If the group found things that weren't tied to its goals, its members then questioned if the company should continue them.
The second step was setting up rapid action teams to engage employees to solve problems. For example, when the company needed a new radio system, it wasn't a task given to a senior person to make the decision and the purchase, as it had been in the past. “Instead, we put a team together, gave them a disciplined process to follow and they get to the right answer, but it's their answer,” Long says. “They have buy-in. We've engaged them in improving the business.”
With the ESOP and consolidation complete, Long is ready to further grow a business that in 2016 alone has swelled from 287 employees in January to 391 in July. Two-thirds of the workforce consists of skilled welders and iron workers. A quarter of Hendry's employees is made up of marine electricians, crane operators and specialized machinists.
“We'd like to find some acquisitions,” he says, adding that he'd also like to find a 600-foot floating dry dock to expand the type of ship repairs Hendry could accommodate in the future.
Long says the demand exists, but finding a used dry dock is rare. The company recently chased one down in Italy, but was out-bid on it.
“It's sort of a dance out there because we're really slammed right now,” Long says.
Boat repairs are always challenging and no two are alike. For example, when the U.S. Coast Guard Station in St. Petersburg has a vehicle in need of repair, it will wind up here, as was the case when one of its ships was in dry dock recently for 77 days.
In addition to dry dock facilities, Hendry — which controls 50 acres of port land and more than 3,000 feet along the Ybor Ship Channel waterfront — has enormous cranes that can pick up ships and put them on shore for repair.

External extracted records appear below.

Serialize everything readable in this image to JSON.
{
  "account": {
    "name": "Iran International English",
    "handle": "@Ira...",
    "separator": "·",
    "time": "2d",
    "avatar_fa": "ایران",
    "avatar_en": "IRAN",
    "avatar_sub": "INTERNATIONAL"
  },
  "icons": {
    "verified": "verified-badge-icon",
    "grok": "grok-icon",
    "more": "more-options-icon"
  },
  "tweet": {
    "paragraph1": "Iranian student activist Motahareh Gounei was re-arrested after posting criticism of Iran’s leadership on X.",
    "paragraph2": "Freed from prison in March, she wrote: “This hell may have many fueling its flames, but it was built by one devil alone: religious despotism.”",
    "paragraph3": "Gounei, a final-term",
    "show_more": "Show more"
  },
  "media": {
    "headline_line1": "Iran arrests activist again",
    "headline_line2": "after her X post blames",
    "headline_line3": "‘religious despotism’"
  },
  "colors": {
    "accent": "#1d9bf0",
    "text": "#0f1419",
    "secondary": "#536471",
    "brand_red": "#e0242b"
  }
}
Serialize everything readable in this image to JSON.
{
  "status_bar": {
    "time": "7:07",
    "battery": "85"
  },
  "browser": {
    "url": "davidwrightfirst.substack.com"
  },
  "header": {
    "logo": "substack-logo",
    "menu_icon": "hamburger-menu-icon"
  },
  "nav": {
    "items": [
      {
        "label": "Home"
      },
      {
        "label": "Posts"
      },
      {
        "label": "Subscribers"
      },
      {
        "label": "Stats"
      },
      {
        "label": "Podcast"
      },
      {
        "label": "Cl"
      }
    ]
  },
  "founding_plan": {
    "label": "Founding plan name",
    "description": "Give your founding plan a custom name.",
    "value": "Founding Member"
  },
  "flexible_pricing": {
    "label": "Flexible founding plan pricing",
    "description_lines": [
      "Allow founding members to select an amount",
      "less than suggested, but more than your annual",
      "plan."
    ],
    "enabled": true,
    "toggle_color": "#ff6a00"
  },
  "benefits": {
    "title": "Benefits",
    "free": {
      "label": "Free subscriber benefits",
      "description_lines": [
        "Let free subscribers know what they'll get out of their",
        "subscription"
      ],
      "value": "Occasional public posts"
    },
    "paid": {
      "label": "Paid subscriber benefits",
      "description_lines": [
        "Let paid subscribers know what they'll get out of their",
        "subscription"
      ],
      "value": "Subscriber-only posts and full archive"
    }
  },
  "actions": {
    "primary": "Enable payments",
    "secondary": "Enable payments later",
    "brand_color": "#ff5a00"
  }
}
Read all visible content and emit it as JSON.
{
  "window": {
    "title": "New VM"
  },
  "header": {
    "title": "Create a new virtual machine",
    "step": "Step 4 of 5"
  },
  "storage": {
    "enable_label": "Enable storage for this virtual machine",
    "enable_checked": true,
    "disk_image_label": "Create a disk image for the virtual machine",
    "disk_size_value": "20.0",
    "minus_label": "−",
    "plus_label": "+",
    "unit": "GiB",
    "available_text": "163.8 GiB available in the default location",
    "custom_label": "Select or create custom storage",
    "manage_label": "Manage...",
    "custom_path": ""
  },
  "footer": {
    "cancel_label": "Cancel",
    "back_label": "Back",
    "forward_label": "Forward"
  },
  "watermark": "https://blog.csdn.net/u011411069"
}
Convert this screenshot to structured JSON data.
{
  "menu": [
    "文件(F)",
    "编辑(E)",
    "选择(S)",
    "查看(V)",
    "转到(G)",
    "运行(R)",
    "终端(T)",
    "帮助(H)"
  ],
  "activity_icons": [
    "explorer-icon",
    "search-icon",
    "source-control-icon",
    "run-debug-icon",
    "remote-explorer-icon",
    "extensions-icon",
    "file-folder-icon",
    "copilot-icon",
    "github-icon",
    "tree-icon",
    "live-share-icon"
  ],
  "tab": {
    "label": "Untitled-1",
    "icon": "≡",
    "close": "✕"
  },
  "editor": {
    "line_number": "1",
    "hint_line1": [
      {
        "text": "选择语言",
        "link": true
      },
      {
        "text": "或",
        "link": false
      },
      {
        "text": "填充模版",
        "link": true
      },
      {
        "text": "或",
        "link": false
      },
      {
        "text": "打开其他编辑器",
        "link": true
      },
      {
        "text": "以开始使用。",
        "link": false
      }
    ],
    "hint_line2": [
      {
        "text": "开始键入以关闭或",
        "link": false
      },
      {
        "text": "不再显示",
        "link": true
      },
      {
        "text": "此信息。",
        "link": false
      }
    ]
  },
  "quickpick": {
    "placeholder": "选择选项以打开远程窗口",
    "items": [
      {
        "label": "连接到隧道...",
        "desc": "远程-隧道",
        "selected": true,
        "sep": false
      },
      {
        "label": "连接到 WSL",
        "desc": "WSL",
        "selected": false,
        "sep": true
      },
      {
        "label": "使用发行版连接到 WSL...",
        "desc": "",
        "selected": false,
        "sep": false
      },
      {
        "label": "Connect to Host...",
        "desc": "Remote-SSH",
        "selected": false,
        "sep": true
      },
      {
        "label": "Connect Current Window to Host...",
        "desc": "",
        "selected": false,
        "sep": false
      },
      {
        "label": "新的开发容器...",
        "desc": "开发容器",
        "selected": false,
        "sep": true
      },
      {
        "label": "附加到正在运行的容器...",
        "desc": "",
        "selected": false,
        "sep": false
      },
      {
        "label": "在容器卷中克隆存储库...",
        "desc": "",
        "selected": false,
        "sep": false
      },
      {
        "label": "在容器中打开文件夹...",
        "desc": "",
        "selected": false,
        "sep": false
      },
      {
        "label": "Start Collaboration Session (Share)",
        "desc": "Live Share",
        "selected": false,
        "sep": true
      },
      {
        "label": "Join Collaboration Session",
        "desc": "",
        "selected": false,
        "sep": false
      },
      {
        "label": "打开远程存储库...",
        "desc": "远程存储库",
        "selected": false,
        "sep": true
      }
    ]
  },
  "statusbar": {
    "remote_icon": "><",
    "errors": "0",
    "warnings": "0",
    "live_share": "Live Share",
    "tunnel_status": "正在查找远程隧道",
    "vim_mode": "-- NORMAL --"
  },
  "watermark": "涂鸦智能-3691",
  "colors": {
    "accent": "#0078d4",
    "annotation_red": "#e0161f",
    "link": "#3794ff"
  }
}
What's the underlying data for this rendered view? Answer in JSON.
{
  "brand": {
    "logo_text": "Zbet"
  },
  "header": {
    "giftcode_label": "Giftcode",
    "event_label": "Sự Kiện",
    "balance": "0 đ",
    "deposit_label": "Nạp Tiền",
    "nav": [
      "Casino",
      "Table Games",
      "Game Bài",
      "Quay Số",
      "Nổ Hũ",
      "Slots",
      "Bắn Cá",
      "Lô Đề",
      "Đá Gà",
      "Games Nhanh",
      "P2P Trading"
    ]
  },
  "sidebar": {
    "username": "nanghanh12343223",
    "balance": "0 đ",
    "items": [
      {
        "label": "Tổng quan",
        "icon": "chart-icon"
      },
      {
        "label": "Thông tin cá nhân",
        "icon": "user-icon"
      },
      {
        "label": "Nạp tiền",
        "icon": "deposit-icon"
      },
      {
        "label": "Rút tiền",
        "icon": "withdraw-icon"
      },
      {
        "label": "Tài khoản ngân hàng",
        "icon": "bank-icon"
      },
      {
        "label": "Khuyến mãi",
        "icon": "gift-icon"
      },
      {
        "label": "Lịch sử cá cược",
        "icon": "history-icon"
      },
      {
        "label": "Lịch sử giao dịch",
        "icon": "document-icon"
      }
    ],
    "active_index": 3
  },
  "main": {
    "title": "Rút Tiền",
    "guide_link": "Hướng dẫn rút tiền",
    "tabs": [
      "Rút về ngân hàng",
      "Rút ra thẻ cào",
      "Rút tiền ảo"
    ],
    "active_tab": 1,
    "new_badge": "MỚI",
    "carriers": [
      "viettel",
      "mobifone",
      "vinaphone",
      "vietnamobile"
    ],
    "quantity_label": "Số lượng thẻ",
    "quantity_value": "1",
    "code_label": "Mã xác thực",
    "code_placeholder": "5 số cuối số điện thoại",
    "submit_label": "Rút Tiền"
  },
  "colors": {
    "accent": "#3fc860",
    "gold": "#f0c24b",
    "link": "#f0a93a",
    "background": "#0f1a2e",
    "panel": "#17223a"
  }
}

“We turned away the equivalent work of 50% of our annual revenue last year,” Long says. “That's why we went looking for a dock.
“The ship repair industry is cyclical,” he continues. “We'll hire some people who drive in from Louisiana if they meet our certifications and pass all the tests when we have to flex up. But we'd rather have a good, consistent group here. We need to increase our velocity. These are working assets for our customers. Today we run one full shift during the day, and then a smaller shift at night. And we need to look at how we can drive more business through, utilizing the same number of hours and the same resources.”
Long says the company is studying the possibility of hiring an outside sales team such as Salesforce.com in the future.
“In the past we've probably been a little more reactionary,” Long says. “We're working to be more proactive and trying to get commitments further out.”
New Hendry Marine president and CEO Jim Long has set five goals for the company:
Teamwork. “To attract, hire, develop, retain and reward the best team in the industry,” he says. “A simple goal. Our people stuff should be driving it.”
Safety. “To take care of ourselves and each other, ensuring no one gets hurt. Again, we kept it simple and everybody can understand that.”
Customers. “Maintain relationships with our customers as we provide on-time quality service to meet their evolving needs.”
Structure. “To continually evaluate and build the right structure and provide the needed resources based on our industry, community, and company.”
Performance. “That's where the rubber meets the road.”